Thursday, December 14, 2006

Why it's important to make that call yourself

I just received an SMS from a volunteer about calling her TC officer. I have never spoken with this officer before and I know that she has. However she asked me to pass a message to him.

There are a few reasons it's important that the caregiver make the call wherever possible. Firstly it's very important to make and maintain contact with the officer yourself. This will make it easier should the officer want to contact you with regards to any information. The friendlier relationship you have, the more likely it is that the officer will call you. Furthermore, the caregiver is a resident and that counts for a LOT - not someone from CWS who does not live in the area.

Secondly, it is good for the officer to be able to contact you directly. There may be some delay in my being able to get hold of the caregiver. Sometimes I'm not even sure whom the caregiver is, or I may not be able to find their number. Again, if the officer is able to pass the information to you in the most direct fashion, that would be great.

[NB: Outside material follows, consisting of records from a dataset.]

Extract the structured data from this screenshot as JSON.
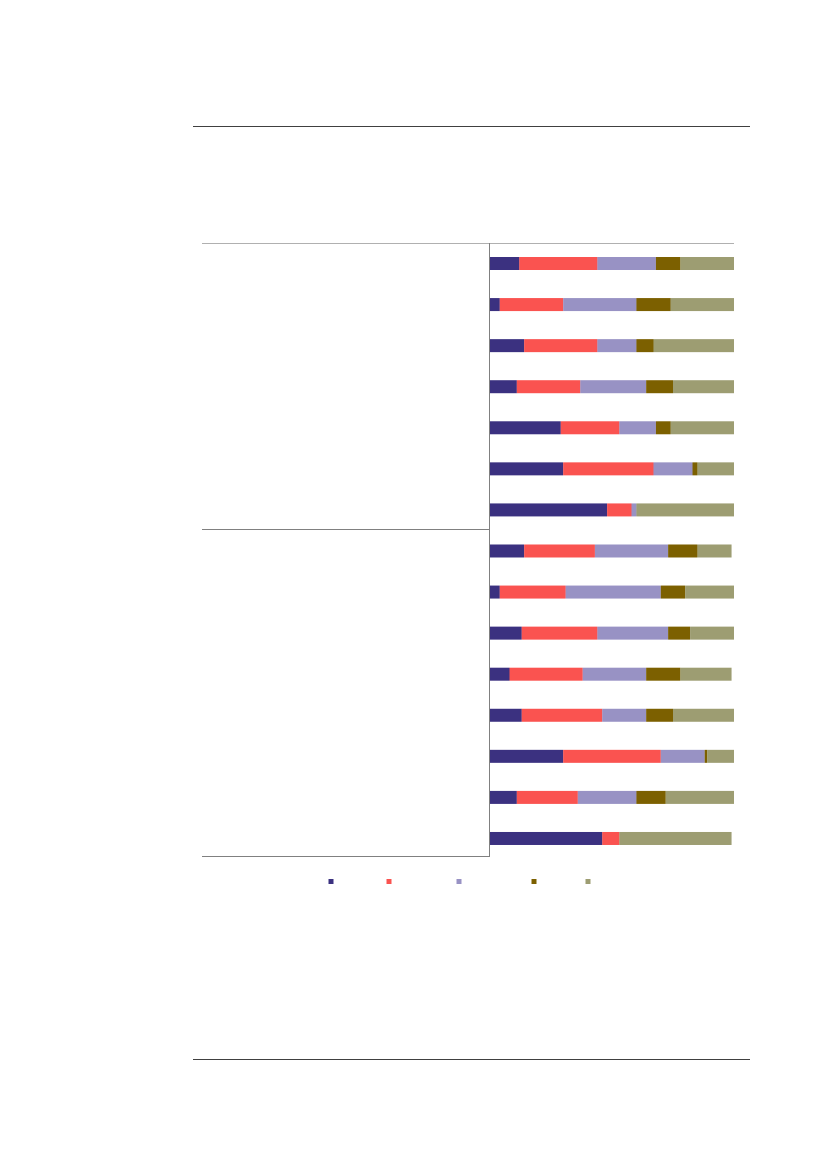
{
  "chart_data": {
    "type": "bar",
    "orientation": "horizontal",
    "stacked": "100%",
    "title": "",
    "xlabel": "",
    "ylabel": "",
    "xlim": [
      0,
      100
    ],
    "grid": false,
    "legend_position": "bottom",
    "groups": [
      {
        "name": "",
        "count": 7
      },
      {
        "name": "",
        "count": 8
      }
    ],
    "categories": [
      "",
      "",
      "",
      "",
      "",
      "",
      "",
      "",
      "",
      "",
      "",
      "",
      "",
      "",
      ""
    ],
    "colors": [
      "#3b3180",
      "#fa5350",
      "#9892c4",
      "#7c6000",
      "#9d9d72"
    ],
    "series": [
      {
        "values": [
          12,
          4,
          14,
          11,
          29,
          30,
          48,
          14,
          4,
          13,
          8,
          13,
          30,
          11,
          46
        ]
      },
      {
        "values": [
          32,
          26,
          30,
          26,
          24,
          37,
          10,
          29,
          27,
          31,
          30,
          33,
          40,
          25,
          7
        ]
      },
      {
        "values": [
          24,
          30,
          16,
          27,
          15,
          16,
          2,
          30,
          39,
          29,
          26,
          18,
          18,
          24,
          0
        ]
      },
      {
        "values": [
          10,
          14,
          7,
          11,
          6,
          2,
          0,
          12,
          10,
          9,
          14,
          11,
          1,
          12,
          0
        ]
      },
      {
        "values": [
          22,
          26,
          33,
          25,
          26,
          15,
          40,
          14,
          20,
          18,
          21,
          25,
          11,
          28,
          46
        ]
      }
    ]
  }
}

Thirdly, the caregiver has the information directly. For example, this caregiver has asked him to pass information about something she saw and wants done. As she is the one who has seen it, it is best if she is able to give the information directly. If the officer asks him something which I do not know, I need to call the caregiver again and this can go back and forth (which has happened). The direct route is the best. In addition, the caregiver is most aware of the situation on the ground and can give the most detailed and knowledgeable information?

When should you NOT call? If for example, you know you will lose your temper and yell at the officer. If the caregiver is worried about language problems, there will be an officer who can definitely speak to the caregiver in their language or dialect - and the caregiver can always ask to speak to someone who does speak the caregiver's language.